What would it look like if institutional investors responsible for stewarding assets worth tens of trillions of dollars were to push governments to go further and faster on driving decarbonisation? What would it take to make this happen? What might motivate (more) investors to put serious resources into promoting policies that will tilt the real economy towards net zero? And how can we ensure those efforts are effective?

These are the questions at the heart of this project, supported by the Generation Foundation. The project will run for 2 years (from January 2025), during which time we will be engaging with investors and other stakeholders around the world to understand the current state of play and what it will take to make real economy policy engagement for net zero the new normal within the finance sector.

Investors have a legal duty to manage systemic risks like climate change and policy advocacy is one of the tools available to them to do so (alongside asset allocation and stewardship).
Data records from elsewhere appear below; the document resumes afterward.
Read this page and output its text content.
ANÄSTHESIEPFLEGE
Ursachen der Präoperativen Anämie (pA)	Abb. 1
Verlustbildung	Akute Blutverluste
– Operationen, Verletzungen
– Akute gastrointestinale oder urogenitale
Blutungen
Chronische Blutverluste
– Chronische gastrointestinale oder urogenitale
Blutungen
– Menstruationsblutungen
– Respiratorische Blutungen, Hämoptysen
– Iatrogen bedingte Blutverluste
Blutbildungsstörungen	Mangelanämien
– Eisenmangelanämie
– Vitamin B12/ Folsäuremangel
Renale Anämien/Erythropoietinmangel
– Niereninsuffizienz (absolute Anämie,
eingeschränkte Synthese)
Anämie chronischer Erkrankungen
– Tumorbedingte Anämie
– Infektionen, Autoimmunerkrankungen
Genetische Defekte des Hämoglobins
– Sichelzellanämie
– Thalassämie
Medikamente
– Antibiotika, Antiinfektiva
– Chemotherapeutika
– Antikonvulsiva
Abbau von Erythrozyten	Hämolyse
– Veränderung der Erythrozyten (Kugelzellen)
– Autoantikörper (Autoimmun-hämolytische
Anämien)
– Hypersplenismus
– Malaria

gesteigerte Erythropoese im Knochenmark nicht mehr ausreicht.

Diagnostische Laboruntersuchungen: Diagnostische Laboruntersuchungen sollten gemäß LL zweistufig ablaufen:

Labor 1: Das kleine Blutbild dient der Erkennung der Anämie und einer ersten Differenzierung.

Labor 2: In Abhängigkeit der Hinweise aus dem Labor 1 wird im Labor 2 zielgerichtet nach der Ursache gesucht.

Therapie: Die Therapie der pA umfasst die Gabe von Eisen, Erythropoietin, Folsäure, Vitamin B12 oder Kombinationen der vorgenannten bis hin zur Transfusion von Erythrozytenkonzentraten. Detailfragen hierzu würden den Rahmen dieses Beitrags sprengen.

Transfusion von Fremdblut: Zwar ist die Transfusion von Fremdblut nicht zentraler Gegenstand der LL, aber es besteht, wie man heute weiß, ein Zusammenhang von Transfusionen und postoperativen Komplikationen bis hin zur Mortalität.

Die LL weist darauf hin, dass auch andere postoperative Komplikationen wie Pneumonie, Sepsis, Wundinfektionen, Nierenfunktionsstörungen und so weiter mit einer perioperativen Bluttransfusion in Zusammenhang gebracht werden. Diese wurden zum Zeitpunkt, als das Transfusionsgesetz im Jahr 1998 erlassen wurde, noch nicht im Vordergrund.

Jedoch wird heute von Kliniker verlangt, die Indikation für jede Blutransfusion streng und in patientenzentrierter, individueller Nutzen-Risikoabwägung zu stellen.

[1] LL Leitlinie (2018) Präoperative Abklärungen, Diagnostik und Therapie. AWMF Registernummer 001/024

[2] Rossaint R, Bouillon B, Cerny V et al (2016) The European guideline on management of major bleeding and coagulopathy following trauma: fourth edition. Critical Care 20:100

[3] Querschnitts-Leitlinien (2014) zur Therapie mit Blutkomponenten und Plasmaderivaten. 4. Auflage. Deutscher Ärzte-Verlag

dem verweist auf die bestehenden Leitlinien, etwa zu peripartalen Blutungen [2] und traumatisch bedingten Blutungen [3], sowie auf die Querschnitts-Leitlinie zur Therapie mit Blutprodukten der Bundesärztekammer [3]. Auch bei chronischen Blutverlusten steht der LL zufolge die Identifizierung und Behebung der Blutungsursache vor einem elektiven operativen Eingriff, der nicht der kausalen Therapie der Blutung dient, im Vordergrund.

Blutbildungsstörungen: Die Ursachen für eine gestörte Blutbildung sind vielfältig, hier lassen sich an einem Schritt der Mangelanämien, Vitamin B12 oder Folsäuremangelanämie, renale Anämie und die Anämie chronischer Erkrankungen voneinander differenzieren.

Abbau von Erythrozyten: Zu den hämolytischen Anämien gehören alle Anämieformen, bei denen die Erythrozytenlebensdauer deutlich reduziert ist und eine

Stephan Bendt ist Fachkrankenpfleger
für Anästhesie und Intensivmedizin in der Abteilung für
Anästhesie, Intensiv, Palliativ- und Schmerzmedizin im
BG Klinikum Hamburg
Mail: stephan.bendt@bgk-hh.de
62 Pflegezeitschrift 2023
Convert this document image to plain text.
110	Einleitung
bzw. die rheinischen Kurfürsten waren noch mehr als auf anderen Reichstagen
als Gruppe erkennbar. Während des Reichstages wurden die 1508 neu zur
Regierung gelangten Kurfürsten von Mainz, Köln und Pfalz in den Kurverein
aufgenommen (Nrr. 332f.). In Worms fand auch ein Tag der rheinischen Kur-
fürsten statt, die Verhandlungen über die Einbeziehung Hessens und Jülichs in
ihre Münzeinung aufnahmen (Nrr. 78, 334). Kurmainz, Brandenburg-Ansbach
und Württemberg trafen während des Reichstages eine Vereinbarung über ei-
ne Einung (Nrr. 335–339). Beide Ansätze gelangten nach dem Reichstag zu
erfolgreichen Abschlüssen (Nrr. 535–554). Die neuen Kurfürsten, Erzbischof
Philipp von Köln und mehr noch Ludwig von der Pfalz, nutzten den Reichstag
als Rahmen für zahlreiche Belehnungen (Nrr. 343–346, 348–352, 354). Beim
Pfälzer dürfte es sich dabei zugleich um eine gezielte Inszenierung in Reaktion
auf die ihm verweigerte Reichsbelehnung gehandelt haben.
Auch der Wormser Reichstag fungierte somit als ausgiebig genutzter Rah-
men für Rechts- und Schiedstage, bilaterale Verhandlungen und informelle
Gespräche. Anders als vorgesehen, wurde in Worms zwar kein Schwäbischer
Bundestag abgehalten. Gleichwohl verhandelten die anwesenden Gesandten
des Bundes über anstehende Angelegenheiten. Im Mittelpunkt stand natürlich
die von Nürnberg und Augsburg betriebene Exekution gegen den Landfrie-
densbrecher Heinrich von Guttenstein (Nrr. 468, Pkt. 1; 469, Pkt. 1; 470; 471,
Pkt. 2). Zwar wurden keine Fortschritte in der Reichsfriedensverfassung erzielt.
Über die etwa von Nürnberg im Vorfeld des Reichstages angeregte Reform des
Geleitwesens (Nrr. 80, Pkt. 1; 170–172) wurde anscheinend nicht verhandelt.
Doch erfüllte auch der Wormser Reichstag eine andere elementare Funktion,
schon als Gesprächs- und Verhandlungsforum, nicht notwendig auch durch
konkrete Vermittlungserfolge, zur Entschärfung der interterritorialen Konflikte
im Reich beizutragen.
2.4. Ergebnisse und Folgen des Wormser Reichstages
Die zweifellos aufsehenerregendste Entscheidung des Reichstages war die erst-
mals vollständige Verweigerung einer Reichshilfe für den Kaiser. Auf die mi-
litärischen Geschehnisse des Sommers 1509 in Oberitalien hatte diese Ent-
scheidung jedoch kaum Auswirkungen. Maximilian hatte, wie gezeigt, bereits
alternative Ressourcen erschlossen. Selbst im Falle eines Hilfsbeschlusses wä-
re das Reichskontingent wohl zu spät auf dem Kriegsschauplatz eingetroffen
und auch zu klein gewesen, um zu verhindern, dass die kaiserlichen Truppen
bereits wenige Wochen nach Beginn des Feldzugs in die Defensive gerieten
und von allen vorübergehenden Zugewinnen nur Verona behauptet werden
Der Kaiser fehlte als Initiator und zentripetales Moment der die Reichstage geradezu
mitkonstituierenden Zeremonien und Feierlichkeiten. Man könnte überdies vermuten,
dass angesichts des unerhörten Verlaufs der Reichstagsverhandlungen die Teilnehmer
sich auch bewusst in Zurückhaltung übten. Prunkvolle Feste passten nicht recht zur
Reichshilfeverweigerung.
However, at present, few investors appear to be doing meaningful climate policy engagement.

Through research and engagement with industry stakeholders, we aim to uncover:

• What leading practice looks like in terms of investors doing real economy policy engagement today.
• What barriers are preventing them from doing more real economy policy engagement and how these can be overcome.
• Where the biggest opportunities for mobilising investor action on this agenda are.

We will be publishing our findings in 2026 in a report that will set out the strategic rationale(s) for investors to resource climate policy advocacy, highlight existing examples of good practice from across the industry, and identify pathways for scaling these existing pockets of good practice.